John Goff is technology editor of CFO.
Tonight’s Forecast: Dark
In an episode of the “Mary Tyler Moore Show,” Lou Grant chews out Gordie the Weatherman because an unexpected snowstorm has scuttled his vacation plans. When Gordie asks the WJM executive producer why he’s blaming him, Grant looks the weatherman square in the eyes and says: “You’re right. It’s not as if anyone could predict the weather.”
Actually, that’s precisely what some companies are trying to do. In a trend that started with the weird weather touched off by El Nino in 1997, a growing number of businesses are purchasing private seasonal weather forecasts. The companies, which run the gamut from manufacturers to tourist operators, use the forecasts to adjust inventory, tweak capacity, or purchase weather-related insurance. Why not just turn on the Weather Channel? Says one meteorologist: “Only a few meteorologists have a background in climate prediction. Most are geared toward short-term forecasts.”
Meanwhile, the weather derivatives market, slowed down by the demise of big player Enron, is regaining steam.
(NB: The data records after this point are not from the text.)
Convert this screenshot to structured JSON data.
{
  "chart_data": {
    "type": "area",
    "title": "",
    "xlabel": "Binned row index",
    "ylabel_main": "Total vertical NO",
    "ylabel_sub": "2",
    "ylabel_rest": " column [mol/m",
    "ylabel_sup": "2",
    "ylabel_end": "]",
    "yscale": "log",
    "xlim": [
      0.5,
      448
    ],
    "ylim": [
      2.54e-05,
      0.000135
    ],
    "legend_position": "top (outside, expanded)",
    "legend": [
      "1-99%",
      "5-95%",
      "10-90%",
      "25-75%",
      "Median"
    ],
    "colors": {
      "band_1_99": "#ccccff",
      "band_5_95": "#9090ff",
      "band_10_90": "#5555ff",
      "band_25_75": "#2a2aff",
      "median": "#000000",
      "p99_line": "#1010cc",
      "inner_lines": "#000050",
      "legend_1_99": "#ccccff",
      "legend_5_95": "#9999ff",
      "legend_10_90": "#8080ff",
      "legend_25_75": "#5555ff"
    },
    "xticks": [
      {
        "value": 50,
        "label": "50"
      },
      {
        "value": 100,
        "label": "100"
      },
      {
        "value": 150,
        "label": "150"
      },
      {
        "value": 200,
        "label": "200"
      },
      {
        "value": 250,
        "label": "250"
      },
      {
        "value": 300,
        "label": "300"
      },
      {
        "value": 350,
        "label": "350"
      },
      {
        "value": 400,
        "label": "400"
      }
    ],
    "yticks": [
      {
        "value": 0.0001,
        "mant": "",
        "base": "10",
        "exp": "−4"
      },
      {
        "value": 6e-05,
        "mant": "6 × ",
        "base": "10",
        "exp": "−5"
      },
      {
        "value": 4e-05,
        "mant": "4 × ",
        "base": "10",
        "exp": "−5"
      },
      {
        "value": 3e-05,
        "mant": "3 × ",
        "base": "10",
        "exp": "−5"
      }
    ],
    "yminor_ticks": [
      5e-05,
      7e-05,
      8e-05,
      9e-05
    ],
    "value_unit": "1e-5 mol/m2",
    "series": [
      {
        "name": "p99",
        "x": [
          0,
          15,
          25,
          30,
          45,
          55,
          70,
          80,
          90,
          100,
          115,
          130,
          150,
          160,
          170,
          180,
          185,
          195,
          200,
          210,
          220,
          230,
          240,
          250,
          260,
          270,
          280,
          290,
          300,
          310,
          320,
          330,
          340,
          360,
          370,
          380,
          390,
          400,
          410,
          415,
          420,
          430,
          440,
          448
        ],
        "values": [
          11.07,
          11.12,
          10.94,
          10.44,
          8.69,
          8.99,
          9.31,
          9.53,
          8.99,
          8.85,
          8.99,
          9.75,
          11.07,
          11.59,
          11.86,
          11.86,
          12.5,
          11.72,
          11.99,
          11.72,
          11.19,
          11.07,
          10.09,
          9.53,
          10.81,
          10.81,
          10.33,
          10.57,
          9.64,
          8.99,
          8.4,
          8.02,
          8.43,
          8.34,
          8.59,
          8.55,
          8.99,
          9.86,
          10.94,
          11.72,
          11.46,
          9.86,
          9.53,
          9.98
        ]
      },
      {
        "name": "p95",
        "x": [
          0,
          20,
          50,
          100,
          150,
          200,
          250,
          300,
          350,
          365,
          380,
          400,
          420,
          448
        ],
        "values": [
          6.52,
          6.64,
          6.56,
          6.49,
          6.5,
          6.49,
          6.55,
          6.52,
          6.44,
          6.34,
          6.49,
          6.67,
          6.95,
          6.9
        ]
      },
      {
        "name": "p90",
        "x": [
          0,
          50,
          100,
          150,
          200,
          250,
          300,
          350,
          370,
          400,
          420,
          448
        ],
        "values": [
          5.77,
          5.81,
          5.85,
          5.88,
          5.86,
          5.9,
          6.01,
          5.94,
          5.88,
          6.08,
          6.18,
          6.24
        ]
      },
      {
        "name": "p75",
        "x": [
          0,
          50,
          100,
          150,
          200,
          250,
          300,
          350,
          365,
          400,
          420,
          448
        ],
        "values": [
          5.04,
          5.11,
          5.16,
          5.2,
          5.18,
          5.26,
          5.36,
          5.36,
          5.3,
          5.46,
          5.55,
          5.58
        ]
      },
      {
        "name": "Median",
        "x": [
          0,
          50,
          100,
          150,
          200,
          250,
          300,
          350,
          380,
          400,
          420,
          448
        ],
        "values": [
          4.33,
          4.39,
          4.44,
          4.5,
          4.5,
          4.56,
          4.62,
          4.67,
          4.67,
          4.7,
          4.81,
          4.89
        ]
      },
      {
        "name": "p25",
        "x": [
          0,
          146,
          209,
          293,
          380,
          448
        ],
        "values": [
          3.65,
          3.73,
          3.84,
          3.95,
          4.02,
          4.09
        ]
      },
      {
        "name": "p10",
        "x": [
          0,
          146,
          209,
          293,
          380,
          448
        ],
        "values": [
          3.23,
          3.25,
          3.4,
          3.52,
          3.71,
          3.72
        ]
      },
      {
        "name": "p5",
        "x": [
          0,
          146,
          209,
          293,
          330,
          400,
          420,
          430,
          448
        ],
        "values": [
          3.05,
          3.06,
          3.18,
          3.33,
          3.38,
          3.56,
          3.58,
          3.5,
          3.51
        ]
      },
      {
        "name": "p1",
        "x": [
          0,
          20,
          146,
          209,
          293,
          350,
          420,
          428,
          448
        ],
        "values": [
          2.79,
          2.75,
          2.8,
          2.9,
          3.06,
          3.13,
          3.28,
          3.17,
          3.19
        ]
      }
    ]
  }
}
According to the Weather Risk Management Association, the notional value of the contracts jumped 10 percent last year, to a record $4.6 billion. Stephen Jewson, director of weather risk at consultancy RMS, believes that in time, weather derivatives will be fairly commonplace on the corporate scene. “Weather risk is a new thing,” he notes, “and it takes time to quantify.”
A host of suppliers have sprung up to fill the demand for private forecasts, including EarthSat, AER, CustomWeather, and Planalytics. Michael Schlacter, chief meteorologist at New Yorkbased Weather 2000, says his firm’s seasonal forecasts are about 80 percent accurate. “Forecasts generally fall apart past a year,” he says.
Some corporations purchase private predictions to augment in-house projections. At FedEx Corp., the company examines longer-term forecasts, looking for weather trends that might affect its fleet of 643 planes. For daily operations, however, the cargo carrier relies on its own team of 16 meteorologists, says John Dunavant, who oversees the company’s 19,000 monthly flights. “Cold weather doesn’t matter much to us,” he says. “The biggest concern is fog.”
Hurricanes and typhoons do create problems, says Dunavant, because of their size and unpredictability. Schlacter concurs. “[Long-term] predictions about hurricanes, especially regarding location, go beyond the realm of science,” he says. “That’s more the realm of magic.”—J.G.
But Could It Happen Here?
If there’s a hell on earth for CFOs, this is surely it. On vacation in the United States this past Christmas, Keat Lee was watching television when he saw a news flash about a killer tsunami that had ripped through parts of southern Asia on December 26. Lee was devastated. As the finance chief at Bank Mandiri, Indonesia’s largest financial institution, he knew that the bank employed 70 people in Aceh, the province in Indonesia that took the brunt of the giant wave. In time, Lee’s worst fears were confirmed: four of Bank Mandiri’s workers in Aceh were dead, another six lost. “We’re providing assistance to their families and other staff there,” says Lee.